America stood up. “This is ridiculous! Why are we helping Mick, Abby? He threw you to the wolves! I’m going to kill him!”
“Not if I kill him first,” Travis seethed.
“Get in line,” I said.
“So you’re fighting tomorrow?” Shepley asked.
“At a place called Zero’s. Six o’clock. It’s Brock McMann, Shep.”
Shepley shook his head. “No way. No fucking way, Trav. The guy’s a maniac!”
“Yeah,” Travis said, “but he’s not fighting for his girl, is he?” Travis cradled me in his arms, kissing the top of my hair. “You okay, Pigeon?”
“This is wrong. This is wrong on so many levels. I don’t know which one to talk you out of first.”
“Did you not see me tonight? I’m going to be fine. I’ve seen Brock fight before. He’s tough, but not unbeatable.”
“I don’t want you to do this, Trav.”
“Well, I don’t want you to go to dinner with your ex-boyfriend tomorrow night. I guess we both have to do something unpleasant to save your good-for-nothing father.”

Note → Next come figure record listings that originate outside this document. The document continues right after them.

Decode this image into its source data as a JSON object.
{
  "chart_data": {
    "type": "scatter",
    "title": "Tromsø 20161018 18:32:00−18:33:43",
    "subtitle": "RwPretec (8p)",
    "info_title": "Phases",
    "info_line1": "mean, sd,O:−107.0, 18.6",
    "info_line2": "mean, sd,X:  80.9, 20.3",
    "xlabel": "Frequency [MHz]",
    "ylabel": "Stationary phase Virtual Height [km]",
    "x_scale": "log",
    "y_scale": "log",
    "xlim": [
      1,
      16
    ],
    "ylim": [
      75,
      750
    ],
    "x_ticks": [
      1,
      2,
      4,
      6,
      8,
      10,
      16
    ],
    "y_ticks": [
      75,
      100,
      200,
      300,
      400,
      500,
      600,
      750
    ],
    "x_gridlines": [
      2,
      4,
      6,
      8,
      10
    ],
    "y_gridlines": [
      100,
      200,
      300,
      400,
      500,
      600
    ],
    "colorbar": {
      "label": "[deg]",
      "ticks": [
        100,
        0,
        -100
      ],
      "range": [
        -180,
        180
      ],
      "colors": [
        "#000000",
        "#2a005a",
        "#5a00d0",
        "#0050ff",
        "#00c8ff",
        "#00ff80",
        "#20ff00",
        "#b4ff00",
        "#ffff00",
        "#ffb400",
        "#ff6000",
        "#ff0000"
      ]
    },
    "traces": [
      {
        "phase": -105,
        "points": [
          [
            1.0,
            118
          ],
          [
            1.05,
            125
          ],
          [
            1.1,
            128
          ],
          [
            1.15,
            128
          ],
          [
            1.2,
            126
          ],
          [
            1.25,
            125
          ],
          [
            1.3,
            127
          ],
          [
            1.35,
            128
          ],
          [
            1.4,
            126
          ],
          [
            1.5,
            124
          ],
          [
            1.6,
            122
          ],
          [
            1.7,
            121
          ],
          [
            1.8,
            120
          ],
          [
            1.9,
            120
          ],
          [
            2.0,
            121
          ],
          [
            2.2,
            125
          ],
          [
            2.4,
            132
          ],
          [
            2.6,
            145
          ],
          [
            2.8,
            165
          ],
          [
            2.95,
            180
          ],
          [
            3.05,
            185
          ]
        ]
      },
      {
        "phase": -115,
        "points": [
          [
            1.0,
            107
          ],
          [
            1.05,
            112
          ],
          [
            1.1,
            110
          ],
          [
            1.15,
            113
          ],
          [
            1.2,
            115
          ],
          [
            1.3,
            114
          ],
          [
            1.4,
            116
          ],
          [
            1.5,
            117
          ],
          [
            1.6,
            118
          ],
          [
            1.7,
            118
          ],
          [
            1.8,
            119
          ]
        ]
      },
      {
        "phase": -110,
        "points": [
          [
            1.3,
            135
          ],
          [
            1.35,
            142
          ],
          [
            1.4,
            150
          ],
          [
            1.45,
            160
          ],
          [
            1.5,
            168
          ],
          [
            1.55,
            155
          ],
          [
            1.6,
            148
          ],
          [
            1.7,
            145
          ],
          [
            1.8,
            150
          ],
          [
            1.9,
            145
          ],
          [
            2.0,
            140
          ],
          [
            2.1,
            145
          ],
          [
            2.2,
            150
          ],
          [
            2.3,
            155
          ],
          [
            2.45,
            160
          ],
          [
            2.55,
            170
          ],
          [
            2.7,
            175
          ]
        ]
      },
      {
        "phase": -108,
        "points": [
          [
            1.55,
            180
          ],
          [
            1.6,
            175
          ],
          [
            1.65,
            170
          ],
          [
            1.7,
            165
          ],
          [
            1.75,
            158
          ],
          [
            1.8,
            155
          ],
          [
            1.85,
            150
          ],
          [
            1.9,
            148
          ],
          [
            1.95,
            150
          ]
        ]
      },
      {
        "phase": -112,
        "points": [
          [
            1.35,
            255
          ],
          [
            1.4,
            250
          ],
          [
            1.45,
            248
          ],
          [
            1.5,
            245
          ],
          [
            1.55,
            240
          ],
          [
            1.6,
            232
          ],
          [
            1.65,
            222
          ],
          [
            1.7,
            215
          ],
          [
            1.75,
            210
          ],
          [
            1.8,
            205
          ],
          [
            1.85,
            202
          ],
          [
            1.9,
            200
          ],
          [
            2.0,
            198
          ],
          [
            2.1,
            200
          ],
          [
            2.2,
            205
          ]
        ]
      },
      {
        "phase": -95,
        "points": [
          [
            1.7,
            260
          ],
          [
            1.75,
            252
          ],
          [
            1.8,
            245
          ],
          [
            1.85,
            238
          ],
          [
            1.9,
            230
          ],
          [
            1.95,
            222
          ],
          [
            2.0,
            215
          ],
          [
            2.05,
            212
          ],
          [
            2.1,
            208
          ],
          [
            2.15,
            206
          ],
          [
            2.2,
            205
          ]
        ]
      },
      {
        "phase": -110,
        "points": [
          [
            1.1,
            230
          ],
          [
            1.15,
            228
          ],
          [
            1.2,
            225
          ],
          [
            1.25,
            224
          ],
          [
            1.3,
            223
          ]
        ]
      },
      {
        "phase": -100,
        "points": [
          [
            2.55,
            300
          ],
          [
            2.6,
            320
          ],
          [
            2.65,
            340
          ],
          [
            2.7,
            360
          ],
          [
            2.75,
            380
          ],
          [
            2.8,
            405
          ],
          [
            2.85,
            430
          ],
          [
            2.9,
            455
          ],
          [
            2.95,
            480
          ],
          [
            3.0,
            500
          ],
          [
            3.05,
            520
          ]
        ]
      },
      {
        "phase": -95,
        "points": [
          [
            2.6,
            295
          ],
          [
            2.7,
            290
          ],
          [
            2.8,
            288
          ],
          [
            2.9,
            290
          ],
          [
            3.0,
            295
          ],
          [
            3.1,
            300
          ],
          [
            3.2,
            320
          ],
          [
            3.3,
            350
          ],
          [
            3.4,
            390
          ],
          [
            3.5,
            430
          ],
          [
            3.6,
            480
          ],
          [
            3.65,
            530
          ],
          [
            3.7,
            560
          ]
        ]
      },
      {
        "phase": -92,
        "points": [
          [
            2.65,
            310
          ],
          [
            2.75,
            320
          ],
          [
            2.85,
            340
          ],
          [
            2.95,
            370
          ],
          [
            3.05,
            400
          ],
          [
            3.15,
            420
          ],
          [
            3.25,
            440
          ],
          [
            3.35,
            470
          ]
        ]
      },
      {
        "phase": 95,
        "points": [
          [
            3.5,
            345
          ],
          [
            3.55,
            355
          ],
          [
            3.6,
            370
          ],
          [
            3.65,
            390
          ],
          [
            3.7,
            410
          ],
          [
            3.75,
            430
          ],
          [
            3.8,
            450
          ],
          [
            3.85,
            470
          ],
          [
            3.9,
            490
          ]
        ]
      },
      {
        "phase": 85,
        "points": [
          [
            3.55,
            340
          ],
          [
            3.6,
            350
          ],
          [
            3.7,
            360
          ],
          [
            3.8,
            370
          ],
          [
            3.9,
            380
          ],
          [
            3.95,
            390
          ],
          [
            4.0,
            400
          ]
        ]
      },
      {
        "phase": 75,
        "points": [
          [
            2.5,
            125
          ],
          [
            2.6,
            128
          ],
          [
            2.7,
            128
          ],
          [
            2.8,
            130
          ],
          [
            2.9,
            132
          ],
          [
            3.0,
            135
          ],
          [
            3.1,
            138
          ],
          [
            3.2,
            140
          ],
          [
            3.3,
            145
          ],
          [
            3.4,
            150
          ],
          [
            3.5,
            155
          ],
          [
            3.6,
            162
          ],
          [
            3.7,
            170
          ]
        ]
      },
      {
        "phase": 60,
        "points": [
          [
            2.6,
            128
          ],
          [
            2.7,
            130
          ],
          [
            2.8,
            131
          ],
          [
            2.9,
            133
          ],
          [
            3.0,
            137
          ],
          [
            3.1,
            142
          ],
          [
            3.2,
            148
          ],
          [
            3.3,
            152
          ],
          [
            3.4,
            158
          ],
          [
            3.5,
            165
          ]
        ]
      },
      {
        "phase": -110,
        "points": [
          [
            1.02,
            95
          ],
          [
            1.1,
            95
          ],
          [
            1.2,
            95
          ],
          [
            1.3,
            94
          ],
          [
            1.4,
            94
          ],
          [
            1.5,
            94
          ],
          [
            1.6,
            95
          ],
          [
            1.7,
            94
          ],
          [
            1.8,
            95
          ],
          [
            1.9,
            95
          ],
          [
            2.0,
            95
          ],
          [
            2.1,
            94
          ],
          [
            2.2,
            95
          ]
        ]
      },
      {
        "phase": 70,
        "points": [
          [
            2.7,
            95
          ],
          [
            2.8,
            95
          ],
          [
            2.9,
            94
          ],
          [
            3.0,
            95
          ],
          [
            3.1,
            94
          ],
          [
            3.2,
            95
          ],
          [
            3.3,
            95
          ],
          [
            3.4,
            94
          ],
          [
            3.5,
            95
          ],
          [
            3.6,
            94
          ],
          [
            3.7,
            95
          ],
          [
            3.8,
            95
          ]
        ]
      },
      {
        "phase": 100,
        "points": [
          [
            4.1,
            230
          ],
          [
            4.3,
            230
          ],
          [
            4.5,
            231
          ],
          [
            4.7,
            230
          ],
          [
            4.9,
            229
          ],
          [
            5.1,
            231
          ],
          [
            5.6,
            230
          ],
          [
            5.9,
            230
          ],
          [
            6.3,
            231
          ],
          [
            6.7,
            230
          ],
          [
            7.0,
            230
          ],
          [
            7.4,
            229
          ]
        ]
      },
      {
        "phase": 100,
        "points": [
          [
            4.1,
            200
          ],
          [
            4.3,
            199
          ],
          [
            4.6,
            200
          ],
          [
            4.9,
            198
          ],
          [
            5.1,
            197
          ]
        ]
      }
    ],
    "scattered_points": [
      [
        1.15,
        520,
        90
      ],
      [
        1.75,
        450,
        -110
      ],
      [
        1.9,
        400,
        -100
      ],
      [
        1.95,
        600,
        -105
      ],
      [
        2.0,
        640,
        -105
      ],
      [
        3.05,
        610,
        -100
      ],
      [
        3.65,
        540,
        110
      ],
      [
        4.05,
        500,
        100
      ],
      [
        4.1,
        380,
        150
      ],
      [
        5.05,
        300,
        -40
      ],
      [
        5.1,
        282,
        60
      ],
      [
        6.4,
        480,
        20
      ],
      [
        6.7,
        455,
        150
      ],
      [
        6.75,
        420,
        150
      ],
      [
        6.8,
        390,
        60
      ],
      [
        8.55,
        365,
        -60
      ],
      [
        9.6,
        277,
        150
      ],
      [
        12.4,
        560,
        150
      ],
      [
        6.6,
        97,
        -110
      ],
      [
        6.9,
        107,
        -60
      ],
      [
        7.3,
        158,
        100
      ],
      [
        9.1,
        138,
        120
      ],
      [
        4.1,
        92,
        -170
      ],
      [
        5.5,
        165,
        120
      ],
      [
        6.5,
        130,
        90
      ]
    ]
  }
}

I had seen it before. Vegas changed people, creating monsters and broken men. It was easy to let the lights and stolen dreams seep into your blood. I had seen the energized, invincible look on Travis’s face many times growing up, and the only cure was a plane ride home.
· · ·
Jesse frowned when I looked at my watch again.
“You have somewhere to be, Cookie?” Jesse asked.
“Please stop calling me that, Jesse. I hate it.”
“I hated it when you left, too. Didn’t stop you.”
“This is a tired, worn-out conversation. Let’s just have dinner, okay?”